Child labor, just like slavery, hasn’t disappeared, but evolved to operate under the radar in a modern world. According to the International Labour Organization (ILO), around 50 million people worldwide, are ensnared in modern day slavery as of 2021, and around 138 million children are forced into child labor as of 2024. June 12 is World Day Against Child Labor, shedding light on the people behind the numbers.
Around a quarter of those imprisoned in modern day slavery are children, forced into dangerous situations. Modern day slavery comes in many forms, including but not limited to:
- Debt bondage (in which a person is manipulated through a debt)
- Human trafficking
- Zwangsarbeit
- Domestic servitude
- Child exploitation
WRAP is the world’s largest facility-based social audit and certification program. Our program is guided by Die 12 Grundsätze von WRAP, which a facility must comply with to receive certification. Certification requires proof of compliance, not merely ‘absence’ of non-compliance and ensures that any facility that is WRAP-certified is in alignment with all ILO indicators of forced labor.
Principle 3: Prohibition of Child Labor of WRAP’s 12 Principles explicitly protects against any form of child labor and states that certified facilities cannot hire anyone under the age of 15, with 14 years old being the minimum in lesser-developed countries. It also bars off employment that interferes with required schooling and mandates compliance with legal restrictions on the nature and the volume of work conducted.
Of the 28 non-compliances found under Principle 3 in 2025 around the world, not one involved a child working in a facility. Instead, these non-compliances relate to weakness in a facility’s prevention system, including:
- Inadequate policy communication & training gaps;
- Lack of age verification breakdowns; and,
- Shortfalls in young-worker protections for legally employed 16–17-year-olds.
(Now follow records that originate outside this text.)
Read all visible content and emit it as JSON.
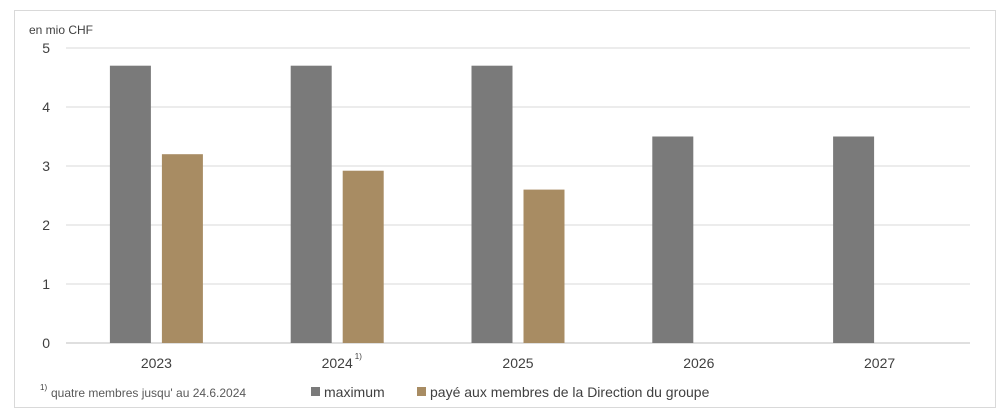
{
  "chart_data": {
    "type": "bar",
    "unit_label": "en mio CHF",
    "categories": [
      "2023",
      "2024",
      "2025",
      "2026",
      "2027"
    ],
    "category_superscripts": [
      "",
      "1)",
      "",
      "",
      ""
    ],
    "series": [
      {
        "name": "maximum",
        "values": [
          4.7,
          4.7,
          4.7,
          3.5,
          3.5
        ]
      },
      {
        "name": "payé aux membres de la Direction du groupe",
        "values": [
          3.2,
          2.92,
          2.6,
          null,
          null
        ]
      }
    ],
    "ylim": [
      0,
      5
    ],
    "yticks": [
      0,
      1,
      2,
      3,
      4,
      5
    ],
    "grid": true,
    "legend_position": "bottom-left",
    "footnote_marker": "1)",
    "footnote_text": "quatre membres jusqu' au 24.6.2024"
  },
  "colors": {
    "maximum": "#7a7a7a",
    "paid": "#a88c63",
    "grid": "#d9d9d9",
    "axis": "#bfbfbf"
  }
}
Each facility certified had non-compliances corrected through WRAP’s Corrective Action Plan process which allows facilities to remedy non-compliances and implement the proper systems to prevent potential infractions.
World Day Against Child Labor is an annual reminder that keeping children out of the global supply chains is not a one-time achievement but an act of constant vigilance. That is why WRAP goes beyond a simple audit to work with facilities to ensure they have the process and systems in place to safeguard against human rights violations in the future.